If your back is healthy, then the flutter kick might be one of many exercises you include in your ab-training regimen to foster a more stable core, even if it alone isn't the "best." No single exercise can be considered best when it comes to the abs, though, as you need multiple moves to train all the muscles through their range of motion.
What Is The Flutter Kick?
A proper flutter kick is easy to perform as you need no equipment, except for a gym mat.
Lie on your back on a gym mat with your legs extended and your arms alongside your hips, palms down.
Lift your legs 4 to 6 inches off the floor. Press your low back into the mat.
Keep your legs straight as you rhythmically raise one leg higher, then switch. Move in a fluttering, up and down motion.
Perform for 15 to 20 repetitions. Alternatively, flutter kick for a period of time, such as 20 to 30 seconds.
To vary the move, cross the legs over and under each other rather than flutter them up and down. This change doesn't markedly alter the muscles used during the exercise; it's just a fun variation.

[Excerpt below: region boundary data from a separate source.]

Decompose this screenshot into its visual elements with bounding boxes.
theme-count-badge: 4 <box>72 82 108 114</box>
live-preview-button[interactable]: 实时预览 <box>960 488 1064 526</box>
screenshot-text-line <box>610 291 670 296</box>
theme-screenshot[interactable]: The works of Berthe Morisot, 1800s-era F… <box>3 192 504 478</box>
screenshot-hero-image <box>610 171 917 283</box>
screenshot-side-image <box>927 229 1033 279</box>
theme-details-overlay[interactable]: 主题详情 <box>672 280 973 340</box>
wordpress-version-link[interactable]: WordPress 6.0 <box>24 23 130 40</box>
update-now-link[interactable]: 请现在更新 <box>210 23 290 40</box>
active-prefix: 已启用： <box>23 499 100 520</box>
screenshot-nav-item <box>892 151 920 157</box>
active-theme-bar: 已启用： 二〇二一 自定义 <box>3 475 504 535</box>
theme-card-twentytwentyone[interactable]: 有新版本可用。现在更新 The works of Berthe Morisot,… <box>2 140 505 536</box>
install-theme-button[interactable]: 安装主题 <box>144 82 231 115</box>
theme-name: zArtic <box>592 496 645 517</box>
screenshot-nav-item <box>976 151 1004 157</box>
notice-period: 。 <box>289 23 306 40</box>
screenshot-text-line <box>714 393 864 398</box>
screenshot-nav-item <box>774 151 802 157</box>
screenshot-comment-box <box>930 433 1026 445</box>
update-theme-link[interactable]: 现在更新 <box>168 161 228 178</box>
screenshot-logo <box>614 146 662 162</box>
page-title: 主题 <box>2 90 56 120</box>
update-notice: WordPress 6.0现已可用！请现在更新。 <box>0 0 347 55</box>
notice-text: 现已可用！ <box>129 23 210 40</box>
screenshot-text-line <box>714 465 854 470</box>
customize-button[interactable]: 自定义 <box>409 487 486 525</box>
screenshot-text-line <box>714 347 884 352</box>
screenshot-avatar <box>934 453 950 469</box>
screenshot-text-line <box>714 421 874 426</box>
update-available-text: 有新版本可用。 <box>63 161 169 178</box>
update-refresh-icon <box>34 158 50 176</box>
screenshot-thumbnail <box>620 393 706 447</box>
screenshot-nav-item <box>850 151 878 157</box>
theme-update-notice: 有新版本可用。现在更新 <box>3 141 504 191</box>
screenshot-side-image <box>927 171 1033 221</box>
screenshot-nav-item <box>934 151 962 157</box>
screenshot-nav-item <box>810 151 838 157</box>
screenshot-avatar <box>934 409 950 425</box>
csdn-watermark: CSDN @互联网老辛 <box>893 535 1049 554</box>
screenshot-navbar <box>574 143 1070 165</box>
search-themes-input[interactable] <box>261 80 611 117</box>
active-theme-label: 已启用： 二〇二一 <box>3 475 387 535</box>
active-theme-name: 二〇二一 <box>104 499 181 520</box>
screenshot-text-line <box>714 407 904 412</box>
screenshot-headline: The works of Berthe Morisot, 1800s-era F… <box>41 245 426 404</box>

Your rectus abdominis -- the front sheath of your abs -- works when you flex, or bend, the torso at the waist. During the flutter kick, no bending happens so these ab muscles work as stabilizers only.
The hip flexors, which attach the pelvis, back and legs together, are the primary movers. Secondary muscles worked are those in the thighs. The obliques, at the sides of your abdomen, and quadriceps stabilize the activity along with the rectus abdominis.
Because the abs aren't among the primary muscles used during the flutter kick, it can't be the best ab exercise.
Hovering your legs off the floor to perform the flutter kick can cause stress to your back. If you feel pain, skip the kicks and choose more back-friendly core moves, such as front planks and crunches on a stability ball. You'll actually train the ab muscles more with these moves and reduce hip flexor activation.
If you do flutter kicks consistently at every workout you could develop back pain due to overly tight hip flexors. When these muscles at the front side of your hip attachment become tight, they pull on the muscles of the lower spine. Over time, this leads to imbalances that can cause serious discomfort and even lumbar disc disorders.
Flutter kicks aren't the only ab exercise that contribute to tight hip flexors. The classic sit-up and straight-leg hanging leg raise are two other hip flexor-tightening moves. Sitting much of the day at a computer or driving a long commute are other reasons your hip flexors may be tight.
A Mix of Exercises is Best
Flutter kicks aren't the best abs exercise because they don't challenge all the muscles of your abdomen. No one exercise can, though, as you need to get a complete workout you must include in side-bending, rotation, stabilization and flexion movement. Flutter kicks and planks are stabilization moves. Bicycle crunches and cable woodchops train functional rotation and side bending. Crunches are an example of flexion.